I called you Ruth after the character in the Bible. I didn’t think about the verse until just now. She’s the one who says, Wherever you go, I shall go. Wherever you live, so shall I live. Your people will be my people.
I’m in a gynaecology ward. Someone tells me there’s blood on the back of my nightdress. When I look in the mirror, I see that my hair is standing on end like the crest of a cockatoo. There are three other women in my ward. One of them had an irregular smear test and now has cancer of the cervix. She gives me cigarettes. When she leaves she hugs me and cries and says, ‘I hope you’ll be okay, honey.’ I don’t know why she’s crying—she’s the one with cancer—but I’m sure her tears are for me.
I have a picture of you, taken in the foster home. At least I think it’s you. Your skin is wrinkled. Your eyes are red and puffy. You look like a wheezy old woman, wearing lemon booties and a lemon jacket. Do you know I smoked through my entire pregnancy and drank five cups of coffee every day?
I turn nineteen. The girls bring me a box of stationery they all chipped in for, with red-breasted robins on brown flowers. I keep the box for twenty years and then throw it out.
I went to see you, apparently. I remember walking along the hall with Sister Margaret. The hall has a beige floor which curves up as a skirting for the wall. Sister Margaret is standing to the left of me, so tall and solid in front of a sea of cribs, and that’s as far as I can go.
It is the third day after the birth, and I am crying. I cannot stop my tears. They run down my cheeks and all over my nightdress, bought especially for the hospital because the booklet they gave us in antenatal classes said we should buy a nightdress. I know what antenatal means now: it means pregnant; it means before birth. Jenny Fish says these are the baby blues and will pass. I am so convinced she is right that when Otis is born, twenty-three years later, I will wait in hospital for uncontrollable tears to start on the third day, some hormonal kink in the birth system. But when Otis is born, there will be no uncontrollable tears. Jenny Fish says she hates to do this to me but I must sign the papers. I don’t stop crying but I do sign.
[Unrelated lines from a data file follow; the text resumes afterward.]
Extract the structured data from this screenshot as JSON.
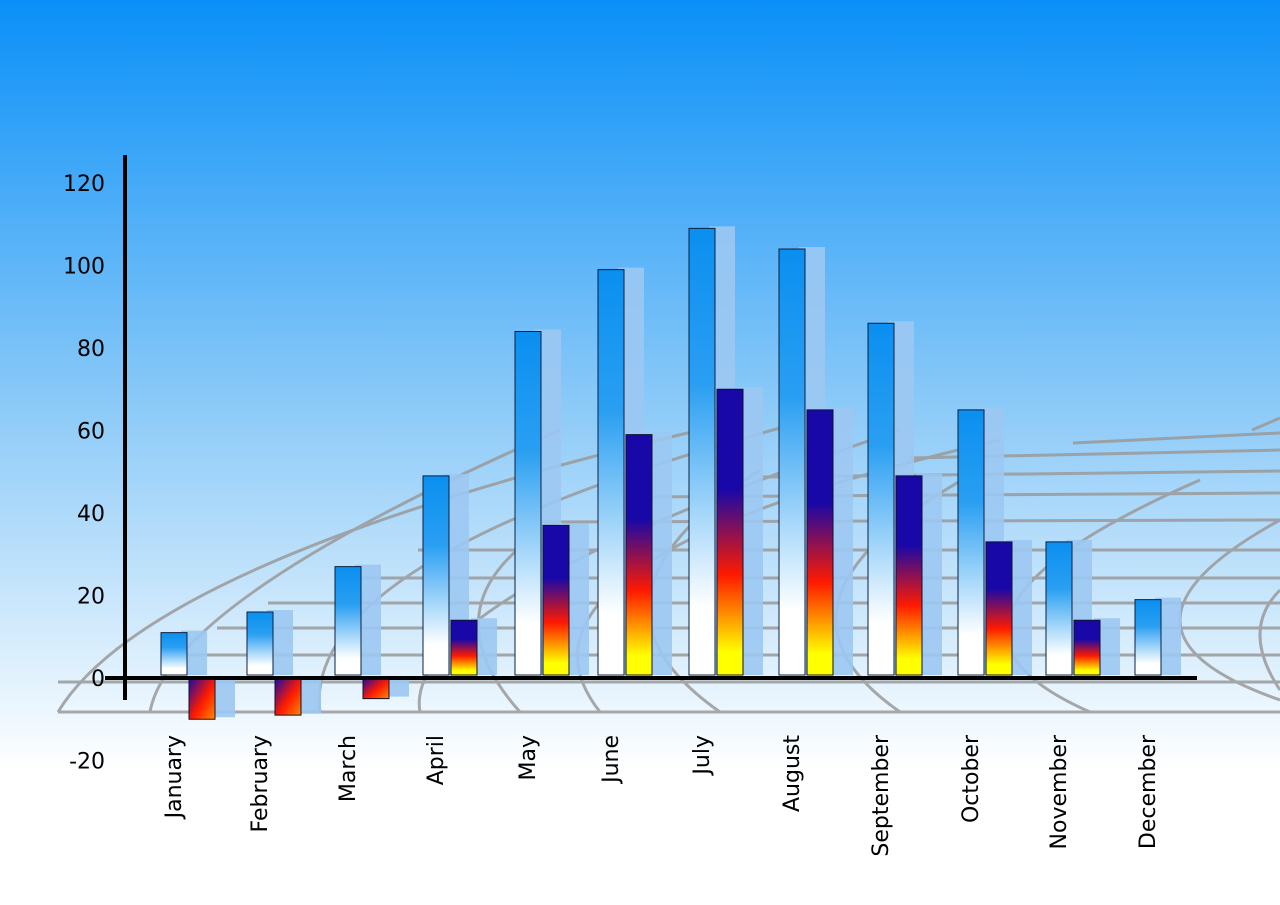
{
  "chart_data": {
    "type": "bar",
    "style": "3d",
    "categories": [
      "January",
      "February",
      "March",
      "April",
      "May",
      "June",
      "July",
      "August",
      "September",
      "October",
      "November",
      "December"
    ],
    "series": [
      {
        "values": [
          11,
          16,
          27,
          49,
          84,
          99,
          109,
          104,
          86,
          65,
          33,
          19
        ],
        "color": "#0a8ff0"
      },
      {
        "values": [
          -10,
          -9,
          -5,
          14,
          37,
          59,
          70,
          65,
          49,
          33,
          14,
          0
        ],
        "color_top": "#1808a8",
        "color_mid": "#ff1a00",
        "color_bottom": "#ffff00"
      }
    ],
    "yticks": [
      120,
      100,
      80,
      60,
      40,
      20,
      0,
      -20
    ],
    "ylim": [
      -20,
      120
    ],
    "grid": false,
    "background": {
      "top": "#0a90f8",
      "bottom": "#ffffff"
    }
  }
}
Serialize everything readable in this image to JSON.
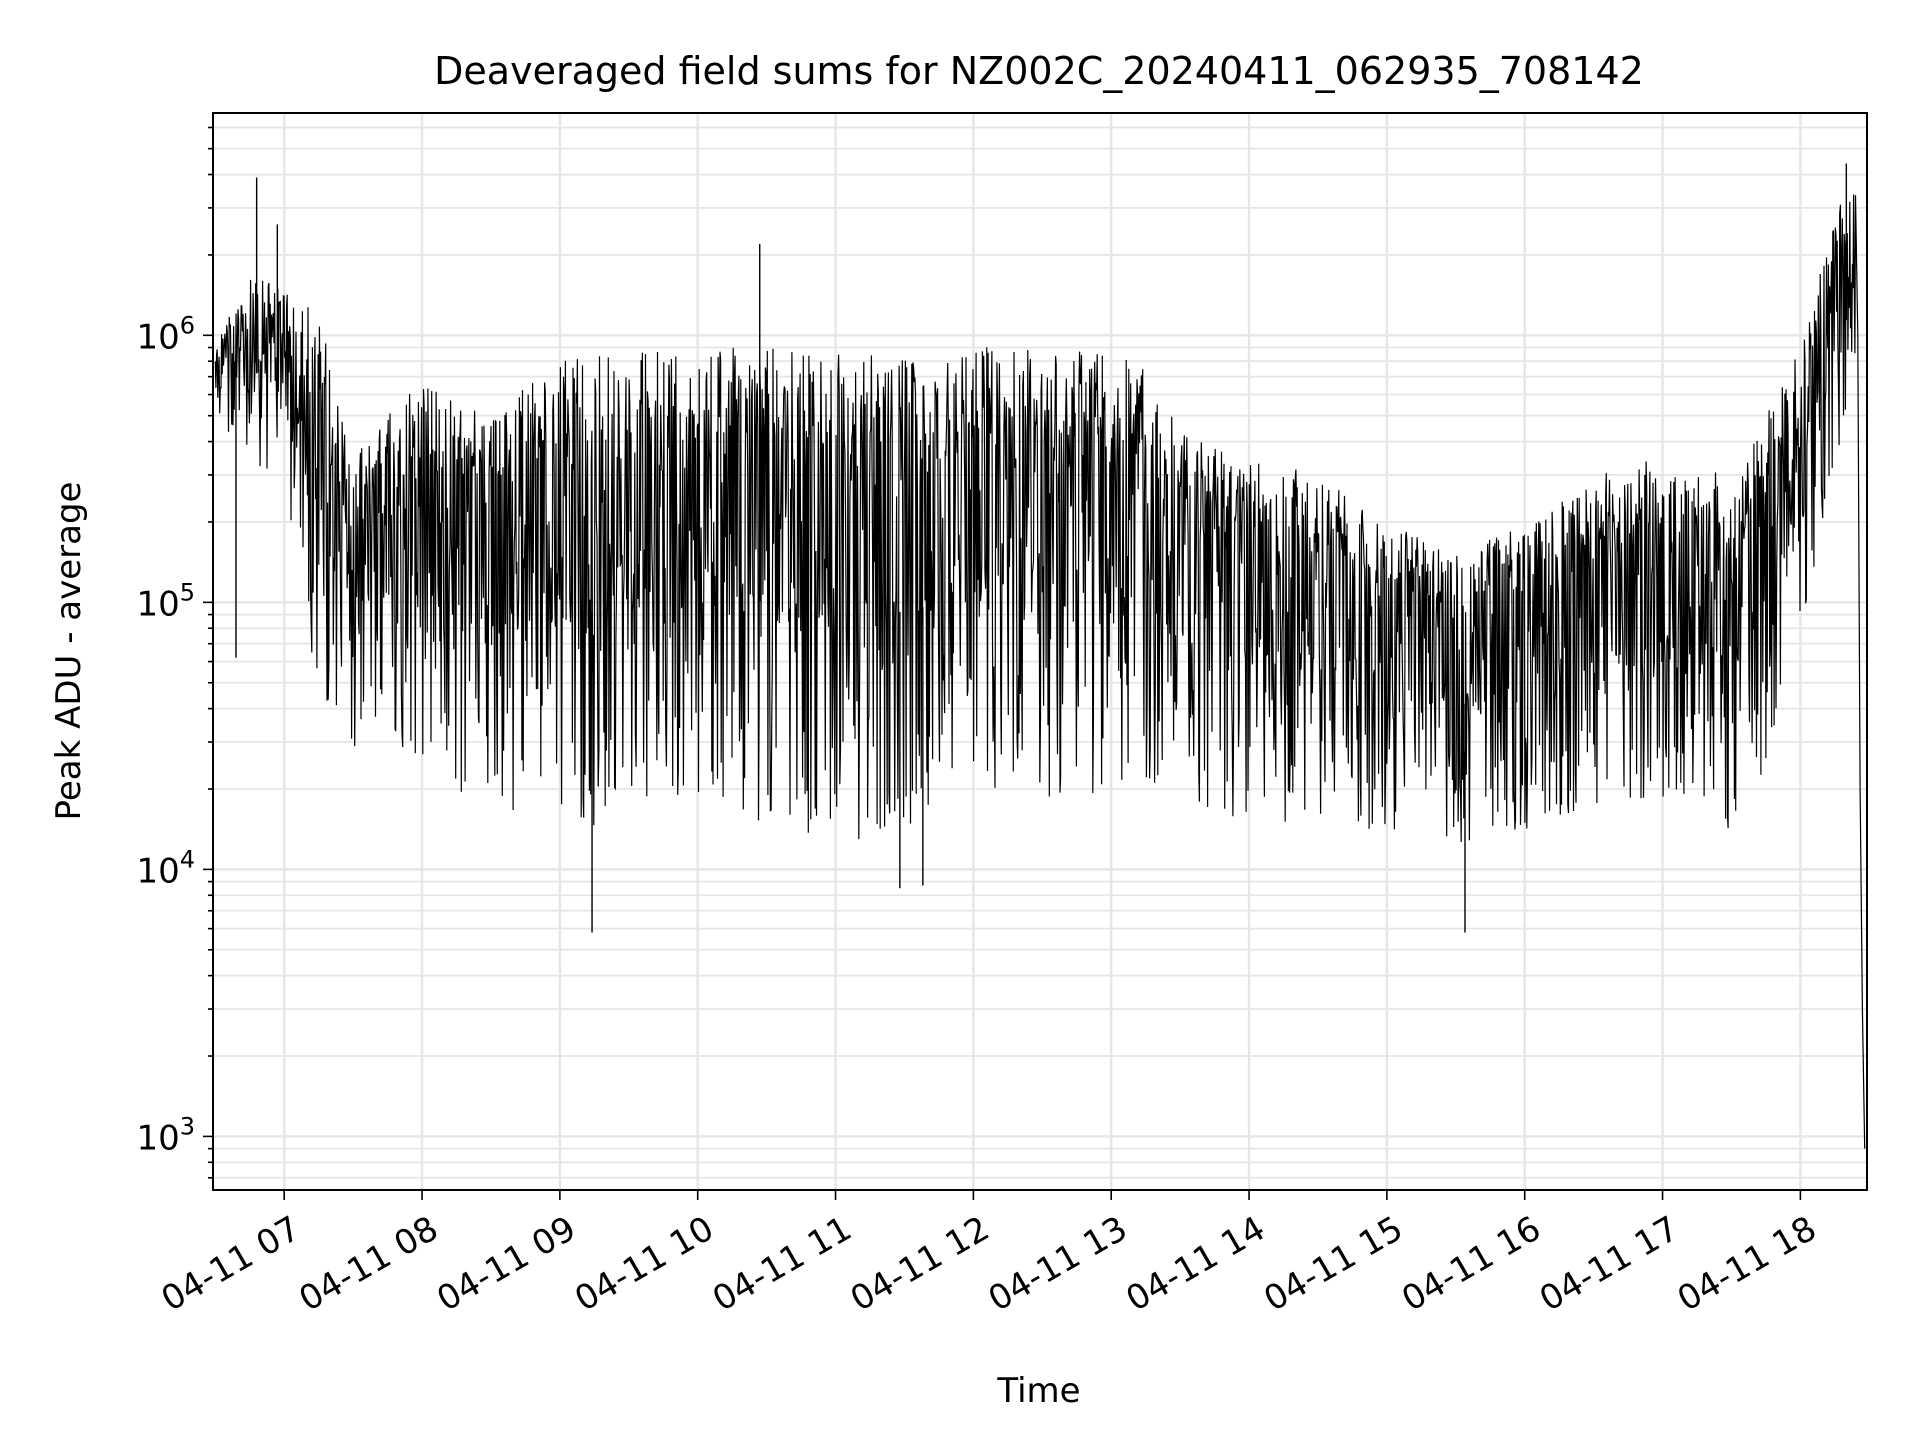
{
  "chart_data": {
    "type": "line",
    "title": "Deaveraged field sums for NZ002C_20240411_062935_708142",
    "xlabel": "Time",
    "ylabel": "Peak ADU - average",
    "y_scale": "log",
    "ylim": [
      630,
      6800000
    ],
    "xlim": [
      "2024-04-11 06:29",
      "2024-04-11 18:29"
    ],
    "grid": true,
    "grid_color": "#e6e6e6",
    "line_color": "#000000",
    "x_ticks": [
      "04-11 07",
      "04-11 08",
      "04-11 09",
      "04-11 10",
      "04-11 11",
      "04-11 12",
      "04-11 13",
      "04-11 14",
      "04-11 15",
      "04-11 16",
      "04-11 17",
      "04-11 18"
    ],
    "y_ticks": [
      {
        "value": 1000,
        "base": "10",
        "exp": "3"
      },
      {
        "value": 10000,
        "base": "10",
        "exp": "4"
      },
      {
        "value": 100000,
        "base": "10",
        "exp": "5"
      },
      {
        "value": 1000000,
        "base": "10",
        "exp": "6"
      }
    ],
    "envelope": [
      {
        "t": "2024-04-11 06:30",
        "low": 400000,
        "high": 1000000
      },
      {
        "t": "2024-04-11 06:45",
        "low": 350000,
        "high": 1700000
      },
      {
        "t": "2024-04-11 07:00",
        "low": 200000,
        "high": 1500000
      },
      {
        "t": "2024-04-11 07:15",
        "low": 40000,
        "high": 1200000
      },
      {
        "t": "2024-04-11 07:30",
        "low": 25000,
        "high": 350000
      },
      {
        "t": "2024-04-11 07:45",
        "low": 25000,
        "high": 500000
      },
      {
        "t": "2024-04-11 08:00",
        "low": 20000,
        "high": 700000
      },
      {
        "t": "2024-04-11 08:15",
        "low": 15000,
        "high": 600000
      },
      {
        "t": "2024-04-11 08:30",
        "low": 13000,
        "high": 500000
      },
      {
        "t": "2024-04-11 08:45",
        "low": 13000,
        "high": 700000
      },
      {
        "t": "2024-04-11 09:00",
        "low": 12000,
        "high": 850000
      },
      {
        "t": "2024-04-11 09:15",
        "low": 10000,
        "high": 850000
      },
      {
        "t": "2024-04-11 09:30",
        "low": 15000,
        "high": 850000
      },
      {
        "t": "2024-04-11 09:45",
        "low": 15000,
        "high": 900000
      },
      {
        "t": "2024-04-11 10:00",
        "low": 14000,
        "high": 950000
      },
      {
        "t": "2024-04-11 10:30",
        "low": 11000,
        "high": 900000
      },
      {
        "t": "2024-04-11 11:00",
        "low": 10000,
        "high": 850000
      },
      {
        "t": "2024-04-11 11:30",
        "low": 10000,
        "high": 850000
      },
      {
        "t": "2024-04-11 12:00",
        "low": 13000,
        "high": 900000
      },
      {
        "t": "2024-04-11 12:15",
        "low": 15000,
        "high": 1000000
      },
      {
        "t": "2024-04-11 12:30",
        "low": 15000,
        "high": 900000
      },
      {
        "t": "2024-04-11 13:00",
        "low": 14000,
        "high": 850000
      },
      {
        "t": "2024-04-11 13:15",
        "low": 14000,
        "high": 800000
      },
      {
        "t": "2024-04-11 13:30",
        "low": 14000,
        "high": 450000
      },
      {
        "t": "2024-04-11 14:00",
        "low": 13000,
        "high": 350000
      },
      {
        "t": "2024-04-11 14:30",
        "low": 12000,
        "high": 300000
      },
      {
        "t": "2024-04-11 15:00",
        "low": 12000,
        "high": 200000
      },
      {
        "t": "2024-04-11 15:30",
        "low": 11000,
        "high": 150000
      },
      {
        "t": "2024-04-11 16:00",
        "low": 12000,
        "high": 200000
      },
      {
        "t": "2024-04-11 16:30",
        "low": 15000,
        "high": 300000
      },
      {
        "t": "2024-04-11 17:00",
        "low": 13000,
        "high": 350000
      },
      {
        "t": "2024-04-11 17:30",
        "low": 12000,
        "high": 300000
      },
      {
        "t": "2024-04-11 17:45",
        "low": 20000,
        "high": 500000
      },
      {
        "t": "2024-04-11 18:00",
        "low": 60000,
        "high": 900000
      },
      {
        "t": "2024-04-11 18:15",
        "low": 300000,
        "high": 3000000
      },
      {
        "t": "2024-04-11 18:24",
        "low": 500000,
        "high": 3500000
      }
    ],
    "spikes": [
      {
        "t": "2024-04-11 06:48",
        "y": 3900000
      },
      {
        "t": "2024-04-11 06:57",
        "y": 2600000
      },
      {
        "t": "2024-04-11 10:27",
        "y": 2200000
      },
      {
        "t": "2024-04-11 18:20",
        "y": 4400000
      },
      {
        "t": "2024-04-11 09:14",
        "y": 5800
      },
      {
        "t": "2024-04-11 15:34",
        "y": 5800
      },
      {
        "t": "2024-04-11 06:39",
        "y": 62000
      },
      {
        "t": "2024-04-11 11:28",
        "y": 8500
      },
      {
        "t": "2024-04-11 11:38",
        "y": 8700
      }
    ],
    "end_drop": [
      {
        "t": "2024-04-11 18:25",
        "y": 1000000
      },
      {
        "t": "2024-04-11 18:26",
        "y": 20000
      },
      {
        "t": "2024-04-11 18:27",
        "y": 3000
      },
      {
        "t": "2024-04-11 18:28",
        "y": 900
      }
    ]
  }
}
Some days Otis is a mouse and I am a mouse mother. Some days he is a possum and I am a possum mother. This morning he was a flipback whale so I was a flipback whale mother. For whatever animal he is, I say, I am that animal’s mother.
I know now what Jenny Fish always wanted to say but never did. ‘Don’t give up your child.’ She would have said it quickly, furtively, and run out of the room, saying behind her, ‘I have seen them later, girls like you. I know what happens to them. Don’t let them take your baby.’
I am sorry, Miranda, so sorry for what I did to you.